工業用水道事業については、3事業とも地元地方公共団体に有償で移管する方向で検討が進められている。
4 本院の所見
公団は、昭和37年度に産炭地域振興事業団として発足して以来、前記各事業の実施を通じて産炭地域の企業立地や雇用創出に寄与するなど、国の産炭地域振興対策における重要な役割を果たしてきた。しかし、国の産炭地域振興対策が平成13年度に完了することに伴い、公団の産炭地域振興事業についても新規事業の着手は同年度をもって終了することとなった。そして、それまでに造成した土地・施設等については、14年度以降も、当分の間、管理及び譲渡を行うこととされているが、これらについても事業効果の早期発現を図る必要がある。
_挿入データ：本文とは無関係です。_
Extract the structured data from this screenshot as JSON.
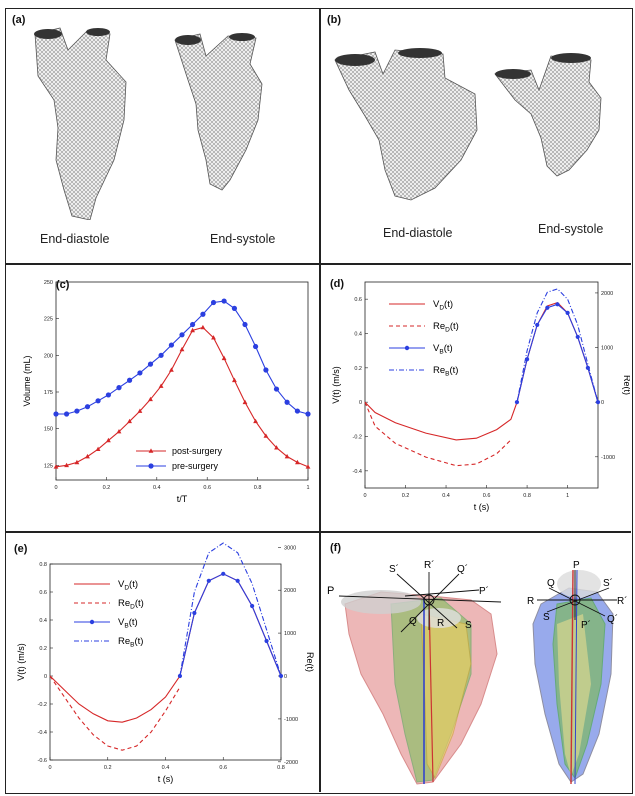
{
  "panels": {
    "a": {
      "label": "(a)",
      "captions": [
        "End-diastole",
        "End-systole"
      ]
    },
    "b": {
      "label": "(b)",
      "captions": [
        "End-diastole",
        "End-systole"
      ]
    },
    "c": {
      "label": "(c)"
    },
    "d": {
      "label": "(d)"
    },
    "e": {
      "label": "(e)"
    },
    "f": {
      "label": "(f)"
    }
  },
  "colors": {
    "red": "#d62728",
    "blue": "#2b3fe0",
    "mesh": "#555555"
  },
  "chart_data": [
    {
      "id": "c",
      "type": "line",
      "xlabel": "t/T",
      "ylabel": "Volume (mL)",
      "xlim": [
        0,
        1
      ],
      "ylim": [
        115,
        250
      ],
      "xticks": [
        "0",
        "0.2",
        "0.4",
        "0.6",
        "0.8",
        "1"
      ],
      "yticks": [
        "125",
        "150",
        "175",
        "200",
        "225",
        "250"
      ],
      "x": [
        0,
        0.042,
        0.083,
        0.125,
        0.167,
        0.208,
        0.25,
        0.292,
        0.333,
        0.375,
        0.417,
        0.458,
        0.5,
        0.542,
        0.583,
        0.625,
        0.667,
        0.708,
        0.75,
        0.792,
        0.833,
        0.875,
        0.917,
        0.958,
        1
      ],
      "series": [
        {
          "name": "post-surgery",
          "color": "#d62728",
          "marker": "triangle",
          "values": [
            124,
            125,
            127,
            131,
            136,
            142,
            148,
            155,
            162,
            170,
            179,
            190,
            204,
            217,
            219,
            212,
            198,
            183,
            168,
            155,
            145,
            137,
            131,
            127,
            124
          ]
        },
        {
          "name": "pre-surgery",
          "color": "#2b3fe0",
          "marker": "circle",
          "values": [
            160,
            160,
            162,
            165,
            169,
            173,
            178,
            183,
            188,
            194,
            200,
            207,
            214,
            221,
            228,
            236,
            237,
            232,
            221,
            206,
            190,
            177,
            168,
            162,
            160
          ]
        }
      ],
      "legend": "bottom-right"
    },
    {
      "id": "d",
      "type": "line",
      "xlabel": "t (s)",
      "ylabel": "V(t) (m/s)",
      "y2label": "Re(t)",
      "xlim": [
        0,
        1.15
      ],
      "ylim": [
        -0.5,
        0.7
      ],
      "y2lim": [
        -1400,
        2500
      ],
      "xticks": [
        "0",
        "0.2",
        "0.4",
        "0.6",
        "0.8",
        "1"
      ],
      "yticks": [
        "-0.4",
        "-0.2",
        "0",
        "0.2",
        "0.4",
        "0.6"
      ],
      "y2ticks": [
        "-1000",
        "0",
        "1000",
        "2000"
      ],
      "series": [
        {
          "name": "V_D(t)",
          "color": "#d62728",
          "style": "solid",
          "x": [
            0,
            0.05,
            0.15,
            0.3,
            0.45,
            0.55,
            0.65,
            0.72,
            0.75,
            0.8,
            0.85,
            0.9,
            0.95,
            1.0,
            1.05,
            1.1,
            1.15
          ],
          "values": [
            0,
            -0.06,
            -0.12,
            -0.18,
            -0.22,
            -0.21,
            -0.16,
            -0.1,
            0.0,
            0.25,
            0.45,
            0.56,
            0.58,
            0.52,
            0.38,
            0.2,
            0.0
          ]
        },
        {
          "name": "Re_D(t)",
          "color": "#d62728",
          "style": "dashed",
          "x": [
            0,
            0.05,
            0.15,
            0.3,
            0.45,
            0.55,
            0.65,
            0.72
          ],
          "values": [
            0,
            -0.14,
            -0.24,
            -0.32,
            -0.37,
            -0.36,
            -0.3,
            -0.22
          ]
        },
        {
          "name": "V_B(t)",
          "color": "#2b3fe0",
          "style": "solid-marker",
          "x": [
            0.75,
            0.8,
            0.85,
            0.9,
            0.95,
            1.0,
            1.05,
            1.1,
            1.15
          ],
          "values": [
            0.0,
            0.25,
            0.45,
            0.55,
            0.57,
            0.52,
            0.38,
            0.2,
            0.0
          ]
        },
        {
          "name": "Re_B(t)",
          "color": "#2b3fe0",
          "style": "dashdot",
          "x": [
            0.75,
            0.8,
            0.85,
            0.9,
            0.95,
            1.0,
            1.05,
            1.1,
            1.15
          ],
          "values": [
            0.0,
            0.3,
            0.52,
            0.64,
            0.66,
            0.6,
            0.45,
            0.22,
            0.0
          ]
        }
      ],
      "legend": "top-left"
    },
    {
      "id": "e",
      "type": "line",
      "xlabel": "t (s)",
      "ylabel": "V(t) (m/s)",
      "y2label": "Re(t)",
      "xlim": [
        0,
        0.8
      ],
      "ylim": [
        -0.6,
        0.8
      ],
      "xticks": [
        "0",
        "0.2",
        "0.4",
        "0.6",
        "0.8"
      ],
      "yticks": [
        "-0.6",
        "-0.4",
        "-0.2",
        "0",
        "0.2",
        "0.4",
        "0.6",
        "0.8"
      ],
      "y2ticks": [
        "-2000",
        "-1000",
        "0",
        "1000",
        "2000",
        "3000"
      ],
      "series": [
        {
          "name": "V_D(t)",
          "color": "#d62728",
          "style": "solid",
          "x": [
            0,
            0.05,
            0.1,
            0.15,
            0.2,
            0.25,
            0.3,
            0.35,
            0.4,
            0.45,
            0.5,
            0.55,
            0.6,
            0.65,
            0.7,
            0.75,
            0.8
          ],
          "values": [
            0,
            -0.1,
            -0.2,
            -0.27,
            -0.32,
            -0.33,
            -0.3,
            -0.24,
            -0.15,
            0.0,
            0.45,
            0.68,
            0.73,
            0.68,
            0.5,
            0.25,
            0.0
          ]
        },
        {
          "name": "Re_D(t)",
          "color": "#d62728",
          "style": "dashed",
          "x": [
            0,
            0.05,
            0.1,
            0.15,
            0.2,
            0.25,
            0.3,
            0.35,
            0.4,
            0.45
          ],
          "values": [
            0,
            -0.15,
            -0.3,
            -0.42,
            -0.5,
            -0.53,
            -0.5,
            -0.4,
            -0.25,
            -0.08
          ]
        },
        {
          "name": "V_B(t)",
          "color": "#2b3fe0",
          "style": "solid-marker",
          "x": [
            0.45,
            0.5,
            0.55,
            0.6,
            0.65,
            0.7,
            0.75,
            0.8
          ],
          "values": [
            0.0,
            0.45,
            0.68,
            0.73,
            0.68,
            0.5,
            0.25,
            0.0
          ]
        },
        {
          "name": "Re_B(t)",
          "color": "#2b3fe0",
          "style": "dashdot",
          "x": [
            0.45,
            0.5,
            0.55,
            0.6,
            0.65,
            0.7,
            0.75,
            0.8
          ],
          "values": [
            0.0,
            0.6,
            0.88,
            0.95,
            0.88,
            0.66,
            0.33,
            0.0
          ]
        }
      ],
      "legend": "top-left"
    }
  ],
  "legend_d": [
    {
      "base": "V",
      "sub": "D",
      "tail": "(t)",
      "color": "#d62728",
      "style": "solid"
    },
    {
      "base": "Re",
      "sub": "D",
      "tail": "(t)",
      "color": "#d62728",
      "style": "dashed"
    },
    {
      "base": "V",
      "sub": "B",
      "tail": "(t)",
      "color": "#2b3fe0",
      "style": "solid-marker"
    },
    {
      "base": "Re",
      "sub": "B",
      "tail": "(t)",
      "color": "#2b3fe0",
      "style": "dashdot"
    }
  ],
  "legend_c": [
    "post-surgery",
    "pre-surgery"
  ],
  "axes_labels_f": {
    "left": [
      "P",
      "S´",
      "R´",
      "Q´",
      "P´",
      "Q",
      "R",
      "S"
    ],
    "right": [
      "P",
      "Q",
      "S´",
      "R",
      "R´",
      "S",
      "P´",
      "Q´"
    ]
  }
}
公団の産炭地域振興事業の現状と課題についてみると次のとおりである。
ア 土地等造成事業については、過去に多くの分譲実績を上げたものの、近年は、社会経済情勢の変化等により分譲実績が低迷していることなどから、なお多くの未分譲地が残されている。これらの未分譲地は、所期の事業効果をいまだ発現していないばかりでなく、造成等のために投入した多額の資金が未回収のまま推移する状況になっている。
そして、土地等造成事業の採算性についても、12年度末における公募価格水準と発生原価でみた場合、必ずしも採算性が確保されているとはいえない状況となっており、今後未分譲地の売却処分が長期化した場合には、支払利息等の管理費用の累増や地価の一層の下落リスクを通じて事業の採算性が大きく損なわれるおそれがあり、公団の将来の財務状況を悪化させる要因となる可能性もある。
公団においても、監督官庁である経済産業省資源エネルギー庁とともに分譲促進策について検討したり、地元地方公共団体との協議会を設置したりするなど、分譲の促進に努めているが、分譲動向が現状のまま推移すると、残された未分譲地を完売するにはなお相当の期間を要することが予想される。
したがって、公団においては、関係省庁や地方公共団体、産業界とも連携した分譲促進活動を一層強化するとともに、未分譲地の管理業務の合理化、効率化を一層推進するなど今後の管理原価の増こうを極力抑制するための配慮が望まれる。また、採算性の見通しについては、今後の地価及び金利の動向に左右される面が大きいが、未分譲地を長期間保有することは事業の採算性を大きく損なうおそれがあることから、なるべく早期に分譲を完了することが望まれる。
イ その他の事業については、以下の点に留意する必要がある。
(ア)融資事業については、今後は債権管理業務のみを行うこととされていることから、延滞債権を回収することに最大限努めつつ適切な債権管理を行うことが望まれる。
(イ)出資事業については、出資会社が多額の累積損失を計上したり、なかには経営破綻したりするものもあるなど、これまでのところ、いまだ経営が安定していない事例が多く見受けられることから、経営状況を的確に把握し、必要に応じて助言等を行うなどの配慮が望まれる。
(ウ)工業用水道事業については、地元地方公共団体に移管する方向で検討が進められている一方、有収率の向上が課題となっていることから、事業の移管を円滑に行うとともに、給水対象の産炭団地の分譲促進に努めることが望まれる。
本院としては、公団が産炭地域振興事業の円滑な完了に向けて業務を実施していく状況について今後も引き続き注視していくこととする。